Although image-guided surgery is still limited in spinal tumors, we suggest that computer-assisted surgery in sacral tumors is very useful, unlike tumors of the cervical, thoracic, and lumbar regions. The reasons are as follows. First, en bloc resection of sacral tumors via a posterior approach has only been recently tried, even in high or total sacrectomies. Second, the sacrum is a bony structure fused with 5 sacral segments and the coccyx. Thus, a navigational error based on surgical position is negligible. Therefore, computed-assisted tumor surgery is most feasible in en bloc resection of sacral tumors via a posterior only approach.

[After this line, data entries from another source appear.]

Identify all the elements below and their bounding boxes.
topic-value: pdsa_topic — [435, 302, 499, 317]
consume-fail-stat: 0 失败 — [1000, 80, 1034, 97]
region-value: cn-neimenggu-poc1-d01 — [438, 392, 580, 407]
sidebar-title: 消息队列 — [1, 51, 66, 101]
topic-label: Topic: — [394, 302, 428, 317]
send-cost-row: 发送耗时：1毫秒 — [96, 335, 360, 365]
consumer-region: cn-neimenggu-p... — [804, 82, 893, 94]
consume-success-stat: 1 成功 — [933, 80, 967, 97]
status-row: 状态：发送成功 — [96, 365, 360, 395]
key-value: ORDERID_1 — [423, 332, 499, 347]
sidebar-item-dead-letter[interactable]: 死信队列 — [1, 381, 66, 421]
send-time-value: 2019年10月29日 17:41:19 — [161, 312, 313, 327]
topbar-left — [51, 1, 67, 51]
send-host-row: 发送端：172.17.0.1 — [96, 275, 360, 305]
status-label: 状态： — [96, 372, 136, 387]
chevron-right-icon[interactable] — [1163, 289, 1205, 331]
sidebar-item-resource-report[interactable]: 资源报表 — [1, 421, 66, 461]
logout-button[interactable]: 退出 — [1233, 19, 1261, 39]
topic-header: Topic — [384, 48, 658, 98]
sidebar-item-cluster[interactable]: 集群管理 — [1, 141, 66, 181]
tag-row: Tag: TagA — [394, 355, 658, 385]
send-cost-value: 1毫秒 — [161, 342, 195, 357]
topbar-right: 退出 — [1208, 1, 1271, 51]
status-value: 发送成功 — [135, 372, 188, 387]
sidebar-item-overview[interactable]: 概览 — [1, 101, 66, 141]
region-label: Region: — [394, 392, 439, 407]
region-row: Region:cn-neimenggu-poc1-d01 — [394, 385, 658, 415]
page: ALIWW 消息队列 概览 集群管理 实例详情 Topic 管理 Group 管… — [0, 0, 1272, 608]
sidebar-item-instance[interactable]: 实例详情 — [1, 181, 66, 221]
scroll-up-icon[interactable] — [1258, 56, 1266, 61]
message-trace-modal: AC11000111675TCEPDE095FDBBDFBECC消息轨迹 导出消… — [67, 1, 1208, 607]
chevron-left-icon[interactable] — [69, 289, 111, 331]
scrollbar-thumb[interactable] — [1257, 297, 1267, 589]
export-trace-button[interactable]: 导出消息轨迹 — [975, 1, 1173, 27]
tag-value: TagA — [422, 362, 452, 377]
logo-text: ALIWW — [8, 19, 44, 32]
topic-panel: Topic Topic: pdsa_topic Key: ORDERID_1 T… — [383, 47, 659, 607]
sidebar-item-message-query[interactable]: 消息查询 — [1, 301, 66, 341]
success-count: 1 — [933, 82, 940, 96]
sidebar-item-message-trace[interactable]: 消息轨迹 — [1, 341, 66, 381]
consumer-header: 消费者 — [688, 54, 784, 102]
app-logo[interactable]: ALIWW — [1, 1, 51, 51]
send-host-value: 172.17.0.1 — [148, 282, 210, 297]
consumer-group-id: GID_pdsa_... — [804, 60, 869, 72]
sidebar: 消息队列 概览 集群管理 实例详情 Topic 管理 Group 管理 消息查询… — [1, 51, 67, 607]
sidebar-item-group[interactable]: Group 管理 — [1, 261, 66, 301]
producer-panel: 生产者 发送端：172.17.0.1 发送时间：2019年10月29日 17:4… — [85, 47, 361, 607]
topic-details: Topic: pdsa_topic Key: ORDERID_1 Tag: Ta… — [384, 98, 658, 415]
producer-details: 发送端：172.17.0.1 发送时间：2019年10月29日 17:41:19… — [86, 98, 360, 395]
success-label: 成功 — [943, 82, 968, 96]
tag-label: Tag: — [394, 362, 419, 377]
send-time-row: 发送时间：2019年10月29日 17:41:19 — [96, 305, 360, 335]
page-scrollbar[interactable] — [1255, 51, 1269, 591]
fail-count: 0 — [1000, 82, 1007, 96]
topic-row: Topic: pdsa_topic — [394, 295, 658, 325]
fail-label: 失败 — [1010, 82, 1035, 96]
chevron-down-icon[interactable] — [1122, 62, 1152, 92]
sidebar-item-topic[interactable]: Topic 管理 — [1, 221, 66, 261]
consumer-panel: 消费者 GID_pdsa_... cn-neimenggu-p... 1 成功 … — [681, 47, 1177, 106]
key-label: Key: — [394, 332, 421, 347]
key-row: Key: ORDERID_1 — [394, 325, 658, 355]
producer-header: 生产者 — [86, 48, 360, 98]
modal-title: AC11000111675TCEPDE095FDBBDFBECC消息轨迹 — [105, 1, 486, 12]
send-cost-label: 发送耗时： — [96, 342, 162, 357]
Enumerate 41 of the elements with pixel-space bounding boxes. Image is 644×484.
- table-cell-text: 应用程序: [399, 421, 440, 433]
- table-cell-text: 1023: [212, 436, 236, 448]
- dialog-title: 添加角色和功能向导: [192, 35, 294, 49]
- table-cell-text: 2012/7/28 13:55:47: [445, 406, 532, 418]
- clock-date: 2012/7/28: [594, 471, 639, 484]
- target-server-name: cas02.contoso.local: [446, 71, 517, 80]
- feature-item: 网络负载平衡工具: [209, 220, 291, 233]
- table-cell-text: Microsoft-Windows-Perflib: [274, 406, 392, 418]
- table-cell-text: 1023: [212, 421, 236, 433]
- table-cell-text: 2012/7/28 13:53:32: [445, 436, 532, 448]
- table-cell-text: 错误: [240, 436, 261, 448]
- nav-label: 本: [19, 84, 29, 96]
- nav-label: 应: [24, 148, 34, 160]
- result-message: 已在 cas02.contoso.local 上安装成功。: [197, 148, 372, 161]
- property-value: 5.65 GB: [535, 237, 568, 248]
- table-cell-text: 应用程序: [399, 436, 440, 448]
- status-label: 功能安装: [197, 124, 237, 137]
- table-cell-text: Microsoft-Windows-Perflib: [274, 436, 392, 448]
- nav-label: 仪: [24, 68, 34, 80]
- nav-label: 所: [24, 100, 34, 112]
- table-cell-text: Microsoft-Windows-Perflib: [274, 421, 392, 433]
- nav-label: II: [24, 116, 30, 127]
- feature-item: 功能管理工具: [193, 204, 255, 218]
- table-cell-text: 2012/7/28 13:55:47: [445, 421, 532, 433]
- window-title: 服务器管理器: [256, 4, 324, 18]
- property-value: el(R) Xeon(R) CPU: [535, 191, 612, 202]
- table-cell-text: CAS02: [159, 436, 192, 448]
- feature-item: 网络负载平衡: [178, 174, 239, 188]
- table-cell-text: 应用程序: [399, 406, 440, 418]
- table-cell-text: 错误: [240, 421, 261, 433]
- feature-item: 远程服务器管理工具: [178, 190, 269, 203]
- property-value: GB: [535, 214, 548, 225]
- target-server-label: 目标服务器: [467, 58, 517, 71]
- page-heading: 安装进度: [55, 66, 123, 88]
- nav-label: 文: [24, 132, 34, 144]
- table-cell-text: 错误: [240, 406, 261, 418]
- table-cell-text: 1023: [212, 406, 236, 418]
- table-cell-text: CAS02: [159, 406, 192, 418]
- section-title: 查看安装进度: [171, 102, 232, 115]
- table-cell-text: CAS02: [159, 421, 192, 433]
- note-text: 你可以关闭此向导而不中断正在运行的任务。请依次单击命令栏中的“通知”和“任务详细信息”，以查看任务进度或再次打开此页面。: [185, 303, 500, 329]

We suggest that in malignant sacral tumors, the sacral nerve roots should be sacrificed and additional reconstruction due to unnecessary wide resection can be minimized by the application of a computer navigation system. In addition, we expect the application of a computed navigation system in spinal tumor surgeries will be more popular if merging a technique involving a CT scan and MR imaging can be developed in the spine, and intra-operative 3-dimentional CT scans can be acquired to minimize the positional error.
CONCLUSION
Image-guided surgery in spinal tumors is still in experimental stages. Specifically, computer-assisted sacral tumor resection has rarely been reported. The current case is the first report of computer-assisted modified mid-sacrectomy for an asymmetric midline sacral chordoma. The computed navigation system may be a very useful tool for precise tumor targeting and safe osteotomies in sacral tumor surgery via a posterior only approach.